Users of the site will be able to add ratings and reviews, and to receive recommendations based on their previous selections. Educators will be able to curate open resources, self-publish material they have developed, and put a school’s entire digital library that is open and freely available online, Joseph said.
Along the left pane of the web page, users will select categories to modify their searches for open resources, much the way shoppers on Amazon today can choose categories to filter their searches.
The company is looking for more districts to become partners for the testing phase before launch, Joseph told the audience of mostly superintendents at the session, which also featured Andrew Marcinek, who was named the first open-ed resources adviser in the U.S. Department of Education last year, and Devin Vodicka, superintendent of the Vista Unified schools in San Diego County, Calif., whose district is testing the site.
Amazon Inspire will be made available to schools for free. “We’ve made a commitment that we will never charge for this,” Joseph said, noting it will be “a completely free, open platform for free resources.”
Asked by one superintendent about the company’s financial interest in the effort, Joseph said, “Amazon is a big commercial entity and we have to make this sustainable over time. This piece we have committed to making absolutely free forever. We’re not going to lock the content up. We promised we won’t put a pay wall in front of it.”
While Joseph said the company has not decided exactly how it will achieve financial sustainability for Amazon Inspire, he said it could be in connecting users to books they might want to buy to go with a unit on Shakespeare, for instance, or in using Amazon’s capabilities in self-publishing books. “We don’t know exactly what it looks like … but we believe we have all these other paths down the road,” he said.
Vodicka said a lesson one of his educators uploaded in testing requires certain materials like batteries and coils, so he could envision that Amazon’s recommendation technology would someday surface links to whatever needs to be purchased to complete a lesson.

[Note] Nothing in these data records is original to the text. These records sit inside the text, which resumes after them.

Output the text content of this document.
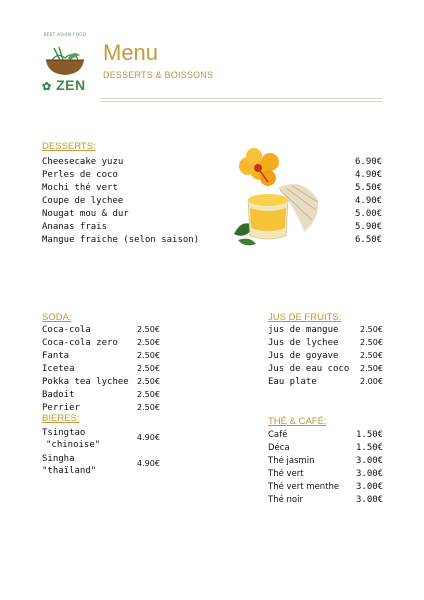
BEST ASIAN FOOD
✿ ZEN
Menu
DESSERTS & BOISSONS
DESSERTS:
Cheesecake yuzu	6.90€
Perles de coco	4.90€
Mochi thé vert	5.50€
Coupe de lychee	4.90€
Nougat mou & dur	5.00€
Ananas frais	5.90€
Mangue fraiche (selon saison)	6.50€
SODA:
Coca-cola	2.50€
Coca-cola zero 2.50€
Fanta	2.50€
Icetea	2.50€
Pokka tea lychee 2.50€
Badoit	2.50€
Perrier	2.50€
BIERES:
Tsingtao
"chinoise"
4.90€
Singha
"thaïland"
4.90€
JUS DE FRUITS:
jus de mangue	2.50€
Jus de lychee	2.50€
Jus de goyave	2.50€
Jus de eau coco 2.50€
Eau plate	2.00€
THÉ & CAFÉ:
Café	1.50€
Déca	1.50€
Thé jasmin	3.00€
Thé vert	3.00€
Thé vert menthe 3.00€
Thé noir	3.00€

Amazon Education’s research indicated that “teachers spend 12 hours a week on content creation and sharing on their own,” said Joseph, using Google Drive or shared folders within a district. “If you think about those resources, they’re not all that discoverable or sharable.”
Vodicka displayed a slide showing how his district shares the OER it has discovered or that educators have created, which mirrored the description of district-created folders or documents in Google.
The OER that are added to Amazon Inspire will be assigned metadata tags identified through the Learning Registry, a federally sponsored, online information-sharing network.
“All of these groups–Amazon, Microsoft, Edmodo–they’re publishing their platforms on top of the Learning Registry,” explained Marcinek. These tags will contain the information, such as the publisher, location, subject area, and standards alignment of a piece of content, that make it searchable.